First, consider what goes into the process for humans. For example, when you enter a kitchen, it takes a split-second for you to visually recognize the sink, stove, refrigerator, cabinets, drawers, and other tools and appliances. You not only properly recognize these objects but also recognize how to use them — you recognize their affordances.
This skill doesn’t come naturally for a computer, which at first just “sees” thousands of individual pixels that altogether form the image of a kitchen. AI researchers have had to train computers to recognize patterns in pixels by showing them a ton of labeled images, so they can eventually learn to differentiate, for example, a stove from a sink. (You know all those “prove you’re not a robot, pick out the images with a school bus” CAPTCHAs?
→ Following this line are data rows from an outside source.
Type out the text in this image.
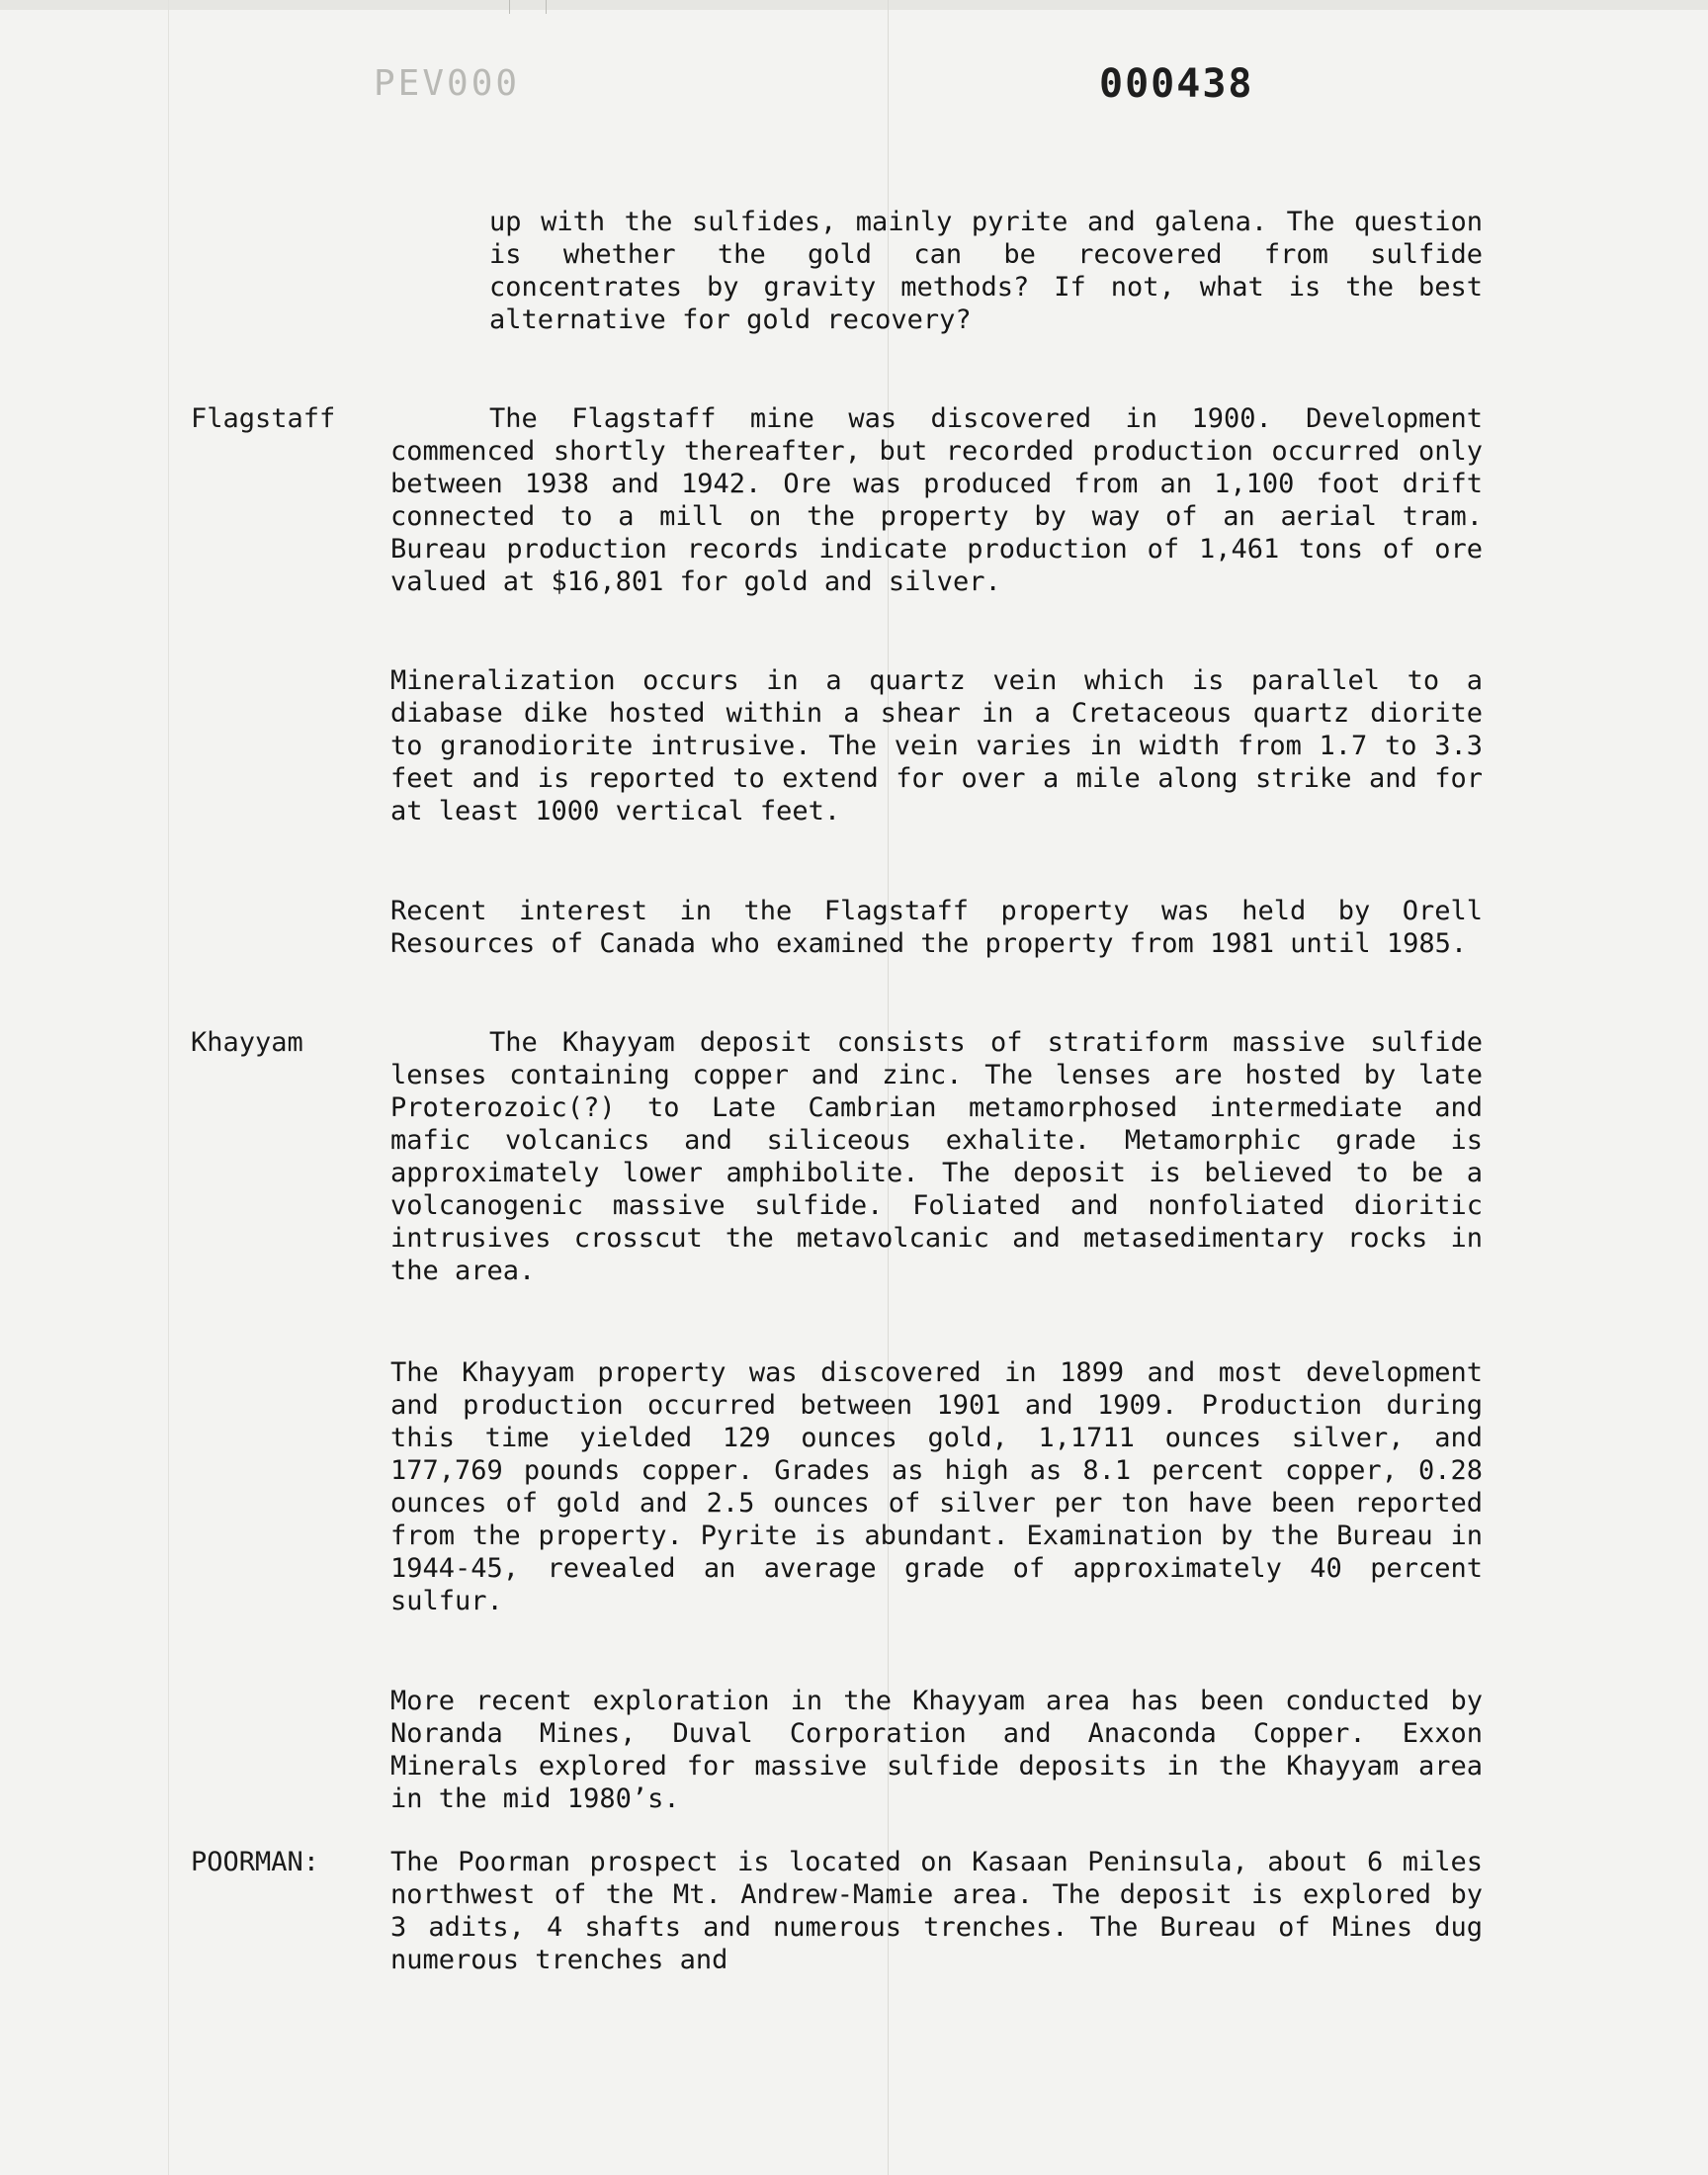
PEV000	000438

up with the sulfides, mainly pyrite and galena. The question is whether the gold can be recovered from sulfide concentrates by gravity methods? If not, what is the best alternative for gold recovery?

Flagstaff	The Flagstaff mine was discovered in 1900. Development commenced shortly thereafter, but recorded production occurred only between 1938 and 1942. Ore was produced from an 1,100 foot drift connected to a mill on the property by way of an aerial tram. Bureau production records indicate production of 1,461 tons of ore valued at $16,801 for gold and silver.

Mineralization occurs in a quartz vein which is parallel to a diabase dike hosted within a shear in a Cretaceous quartz diorite to granodiorite intrusive. The vein varies in width from 1.7 to 3.3 feet and is reported to extend for over a mile along strike and for at least 1000 vertical feet.

Recent interest in the Flagstaff property was held by Orell Resources of Canada who examined the property from 1981 until 1985.

Khayyam	The Khayyam deposit consists of stratiform massive sulfide lenses containing copper and zinc. The lenses are hosted by late Proterozoic(?) to Late Cambrian metamorphosed intermediate and mafic volcanics and siliceous exhalite. Metamorphic grade is approximately lower amphibolite. The deposit is believed to be a volcanogenic massive sulfide. Foliated and nonfoliated dioritic intrusives crosscut the metavolcanic and metasedimentary rocks in the area.

The Khayyam property was discovered in 1899 and most development and production occurred between 1901 and 1909. Production during this time yielded 129 ounces gold, 1,1711 ounces silver, and 177,769 pounds copper. Grades as high as 8.1 percent copper, 0.28 ounces of gold and 2.5 ounces of silver per ton have been reported from the property. Pyrite is abundant. Examination by the Bureau in 1944-45, revealed an average grade of approximately 40 percent sulfur.

More recent exploration in the Khayyam area has been conducted by Noranda Mines, Duval Corporation and Anaconda Copper. Exxon Minerals explored for massive sulfide deposits in the Khayyam area in the mid 1980’s.

POORMAN:	The Poorman prospect is located on Kasaan Peninsula, about 6 miles northwest of the Mt. Andrew-Mamie area. The deposit is explored by 3 adits, 4 shafts and numerous trenches. The Bureau of Mines dug numerous trenches and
That’s you training algorithms like this.)
Still, correctly recognizing objects is only part of the battle.
“[E]ven with perfect perception, knowing what to do is difficult,” the researchers wrote. “Given an image, current computer vision approaches can label most of the objects, and even tell us approximately where they are but this is not sufficient for the robot to perform the task. It also needs to know where and how to manipulate the object, and figuring this out from scratch in every new environment is virtually impossible for all but the simplest of tasks.”
The team’s affordance-based method, which they call the “Vision-Robotics Bridge,” helps streamline the way robots learn simple tasks, largely by minimizing the amount of training data that researchers need to provide the robots. In the recent study, the training data came from a database of egocentric videos.
But lead study author Shikhar Bahl suggested in a press release that robots may soon be able to learn from a wider array of videos across the internet — though that might require computer-vision models that don’t rely on egocentric perspective.
“We are using these datasets in a new and different way,” Bahl said. “This work could enable robots to learn from the vast amount of internet and YouTube videos available.”